Le taux de chômage continue d'augmenter et atteint un nouveau pic au vu des deux dernières années. Après être passé de 5,5% à 5,6% en octobre déjà, le taux de chômage a encore grimpé d'un cran pour afficher 5,7% fin novembre révèle ce mercredi l'ADEM.
À l'ADEM étaient justement inscrits 17.439 demandeurs d'emploi en date du 30 novembre 2023. Comparé à novembre 2022, cela représente une hausse de 19.3% ou 2.817 personnes.
Les demandeurs d’emploi les plus qualifiés (diplômés de l'enseignement supérieur) et les jeunes de moins de 30 ans sont les plus touchés. Parmi les nouvelles inscriptions de novembre, 92 inscriptions concernent les réfugiés venant d’Ukraine.

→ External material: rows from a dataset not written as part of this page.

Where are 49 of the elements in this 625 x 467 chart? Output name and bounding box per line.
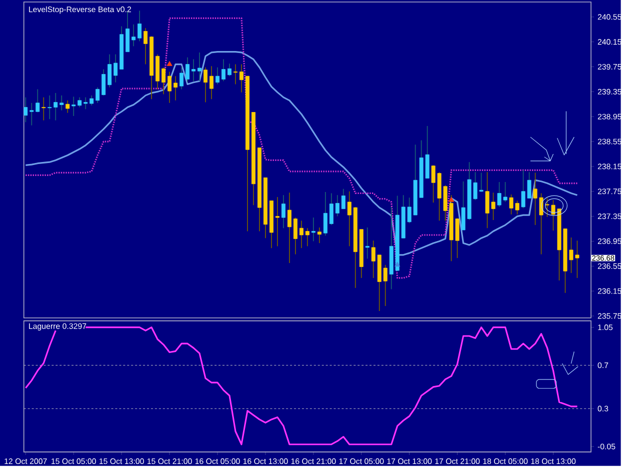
candlestick	[221, 58, 226, 82]
candlestick	[168, 71, 172, 104]
candlestick	[233, 64, 238, 85]
candlestick	[90, 94, 94, 106]
candlestick	[42, 96, 46, 121]
candlestick	[365, 226, 370, 259]
candlestick	[126, 10, 130, 52]
candlestick	[84, 96, 88, 110]
candlestick	[72, 96, 76, 116]
candlestick	[192, 58, 196, 82]
point	[394, 262, 400, 266]
candlestick	[144, 28, 148, 65]
candlestick	[335, 194, 340, 217]
candlestick	[371, 240, 376, 278]
candlestick	[48, 94, 52, 120]
candlestick	[323, 191, 328, 236]
candlestick	[299, 220, 304, 248]
candlestick	[78, 96, 82, 108]
candlestick	[210, 66, 214, 100]
candlestick	[138, 10, 142, 42]
candlestick	[108, 54, 112, 88]
candlestick	[180, 66, 184, 90]
candlestick	[317, 226, 322, 244]
candlestick	[66, 100, 70, 114]
candlestick	[275, 196, 280, 246]
candlestick	[281, 194, 286, 228]
candlestick	[204, 66, 208, 103]
candlestick	[102, 68, 106, 96]
candlestick	[305, 228, 310, 246]
candlestick	[162, 66, 166, 94]
candlestick	[239, 64, 244, 93]
candlestick	[293, 216, 298, 255]
candlestick	[198, 52, 202, 82]
candlestick	[60, 94, 64, 111]
candlestick	[186, 56, 190, 83]
candlestick	[347, 190, 352, 246]
candlestick	[311, 216, 316, 242]
candlestick	[227, 63, 232, 76]
candlestick	[329, 192, 334, 226]
candlestick	[114, 54, 118, 83]
candlestick	[174, 76, 178, 101]
point	[166, 60, 172, 66]
candlestick	[215, 66, 220, 85]
candlestick	[96, 86, 100, 104]
candlestick	[132, 24, 136, 47]
candlestick	[54, 92, 58, 121]
candlestick	[341, 188, 346, 210]
point	[448, 196, 454, 202]
candlestick	[287, 192, 292, 264]
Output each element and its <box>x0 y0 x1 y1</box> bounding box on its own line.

Les métiers qui souffrent le plus de cette hausse du chômage sont liés aux secteurs de la construction, de la communication, média et multimédia. Mais aussi aux secteurs financier, de l'immobilier, de l’industrie, de l’informatique, de la comptabilité, et de la stratégie commerciale.
À noter qu'en novembre, les employeurs ont déclaré 2.553 postes vacants à l’ADEM. Ce sont 22% de moins qu'un an auparavant.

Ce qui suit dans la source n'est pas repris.